Execution through API
Adversary tools may directly use the Windows application programming interface (API) to execute binaries. Functions such as the Windows API CreateProcess will allow programs and scripts to start other processes with proper path and argument parameters. 
Additional Windows API calls that can be used to execute binaries include: 
- CreateProcessA() and CreateProcessW(),
- CreateProcessAsUserA() and CreateProcessAsUserW(),
- CreateProcessInternalA() and CreateProcessInternalW(),
- CreateProcessWithLogonW(), CreateProcessWithTokenW(),
- LoadLibraryA() and LoadLibraryW(),
- LoadLibraryExA() and LoadLibraryExW(),
- ShellExecuteA() and ShellExecuteW(),
- ShellExecuteExA() and ShellExecuteExW()

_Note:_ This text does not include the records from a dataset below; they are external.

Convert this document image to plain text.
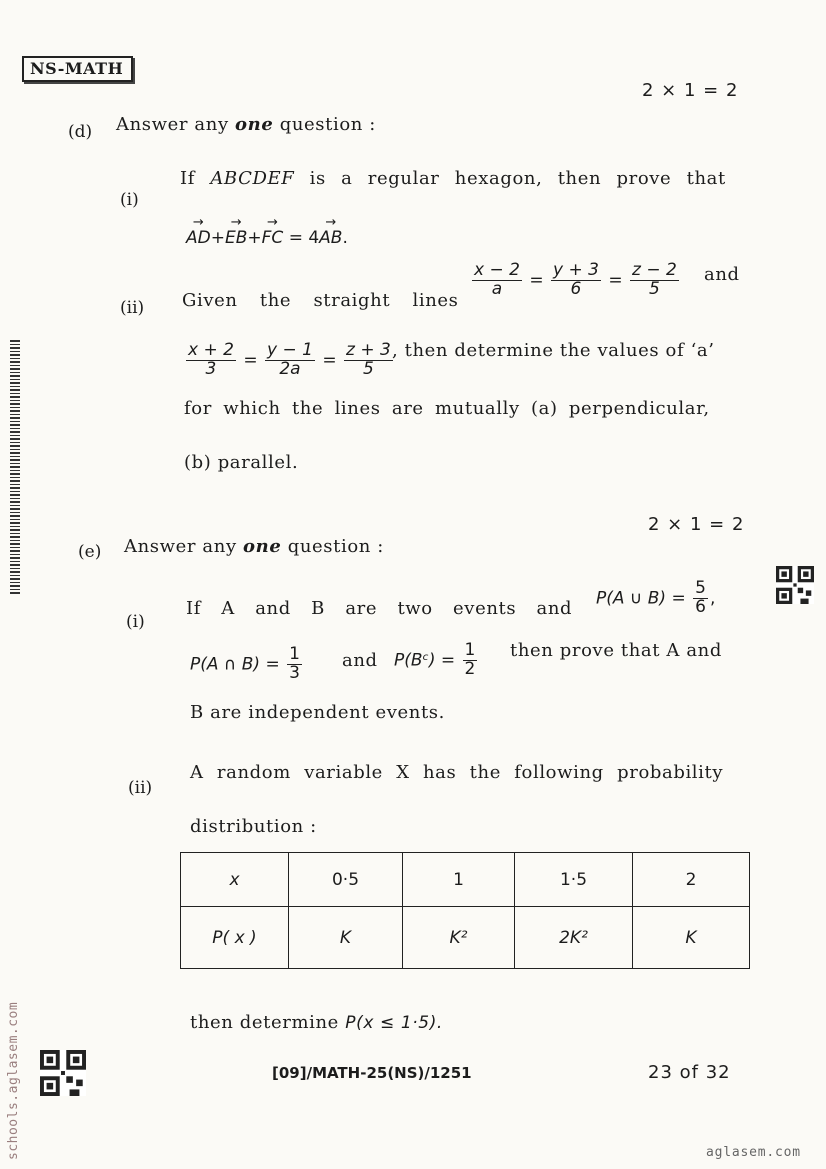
NS-MATH
schools.aglasem.com
2 × 1 = 2
(d) Answer any one question :
(i)
If ABCDEF is a regular hexagon, then prove that
→ AD+→ EB+→ FC = 4→ AB.
(ii) Given the straight lines
$\frac{x - 2}{a} = \frac{y + 3}{6} = \frac{z - 2}{5}$ and
$\frac{x + 2}{3} = \frac{y - 1}{2a} = \frac{z + 3}{5}$ , then determine the values of ‘a’
for which the lines are mutually (a) perpendicular,
(b) parallel.
2 × 1 = 2
(e) Answer any one question :
(i)
If A and B are two events and P(A ∪ $B) = \frac{5}{6}$ ,
P(A ∩ $B) = \frac{1}{3}$ and P(Bᶜ) = $\frac{1}{2}$ then prove that A and
B are independent events.
(ii)
A random variable X has the following probability
distribution :
x	0·5	1	1·5	2
P( x )	K	K²	2K²	K
then determine P(x ≤ 1·5).
[09]/MATH-25(NS)/1251	23 of 32
aglasem.com
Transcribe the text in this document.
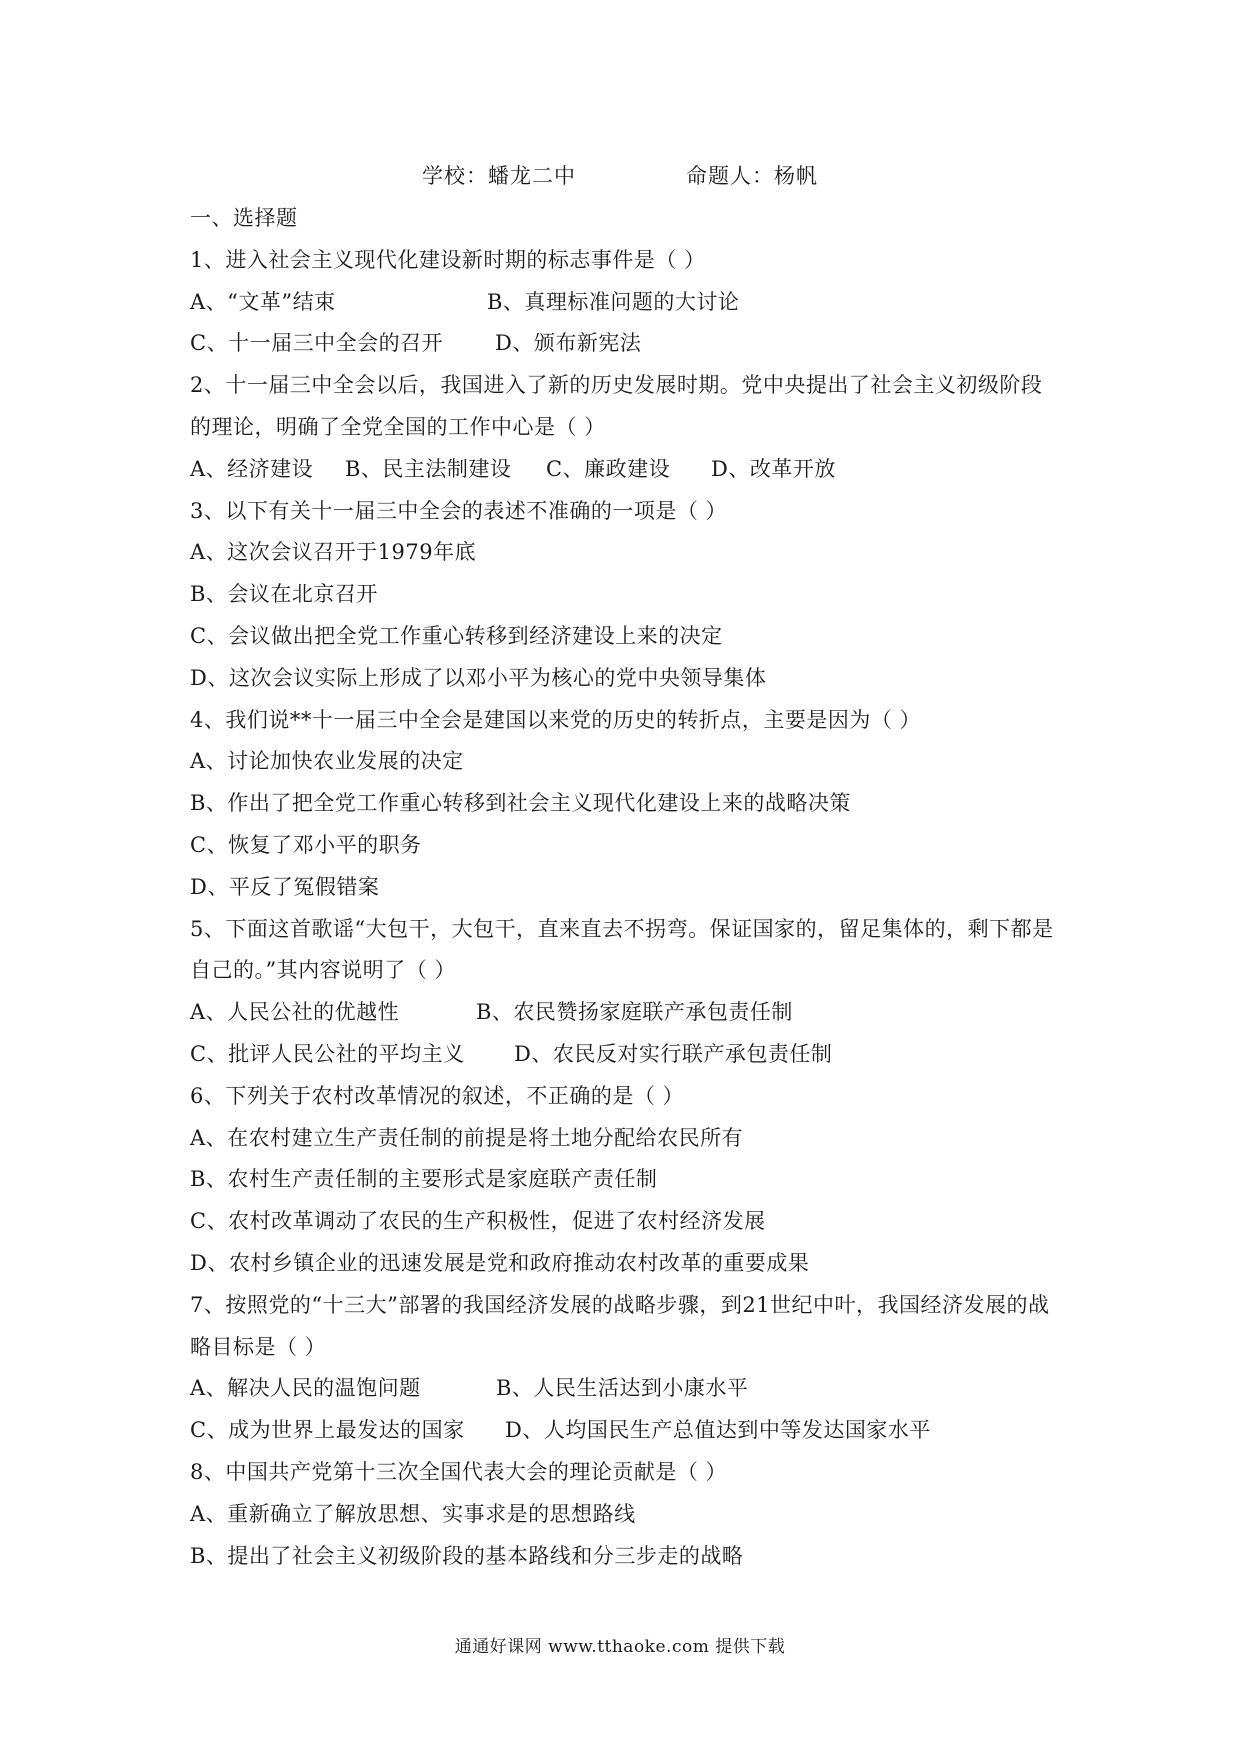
学校：蟠龙二中	命题人：杨帆
一、选择题
1、进入社会主义现代化建设新时期的标志事件是（ ）
A、“文革”结束	B、真理标准问题的大讨论
C、十一届三中全会的召开 D、颁布新宪法
2、十一届三中全会以后，我国进入了新的历史发展时期。党中央提出了社会主义初级阶段
的理论，明确了全党全国的工作中心是（ ）
A、经济建设 B、民主法制建设 C、廉政建设 D、改革开放
3、以下有关十一届三中全会的表述不准确的一项是（ ）
A、这次会议召开于1979年底
B、会议在北京召开
C、会议做出把全党工作重心转移到经济建设上来的决定
D、这次会议实际上形成了以邓小平为核心的党中央领导集体
4、我们说**十一届三中全会是建国以来党的历史的转折点，主要是因为（ ）
A、讨论加快农业发展的决定
B、作出了把全党工作重心转移到社会主义现代化建设上来的战略决策
C、恢复了邓小平的职务
D、平反了冤假错案
5、下面这首歌谣“大包干，大包干，直来直去不拐弯。保证国家的，留足集体的，剩下都是
自己的。”其内容说明了（ ）
A、人民公社的优越性	B、农民赞扬家庭联产承包责任制
C、批评人民公社的平均主义 D、农民反对实行联产承包责任制
6、下列关于农村改革情况的叙述，不正确的是（ ）
A、在农村建立生产责任制的前提是将土地分配给农民所有
B、农村生产责任制的主要形式是家庭联产责任制
C、农村改革调动了农民的生产积极性，促进了农村经济发展
D、农村乡镇企业的迅速发展是党和政府推动农村改革的重要成果
7、按照党的“十三大”部署的我国经济发展的战略步骤，到21世纪中叶，我国经济发展的战
略目标是（ ）
A、解决人民的温饱问题	B、人民生活达到小康水平
C、成为世界上最发达的国家 D、人均国民生产总值达到中等发达国家水平
8、中国共产党第十三次全国代表大会的理论贡献是（ ）
A、重新确立了解放思想、实事求是的思想路线
B、提出了社会主义初级阶段的基本路线和分三步走的战略
通通好课网 www.tthaoke.com 提供下载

Mitigating specific API calls will likely have unintended side effects, such as preventing legitimate software from operating properly. Efforts should be focused on preventing adversary tools from running earlier in the chain of activity and on identifying subsequent malicious behavior. Audit and/or block potentially malicious software by using whitelisting  tools, like AppLocker,   or Software Restriction Policies  where appropriate. 
Monitoring API calls may generate a significant amount of data and may not be directly useful for defense unless collected under specific circumstances, since benign use of Windows API functions such as CreateProcess are common and difficult to distinguish from malicious behavior. Correlation of other events with behavior surrounding API function calls using API monitoring will provide additional context to an event that may assist in determining if it is due to malicious behavior. Correlation of activity by process lineage by process ID may be sufficient.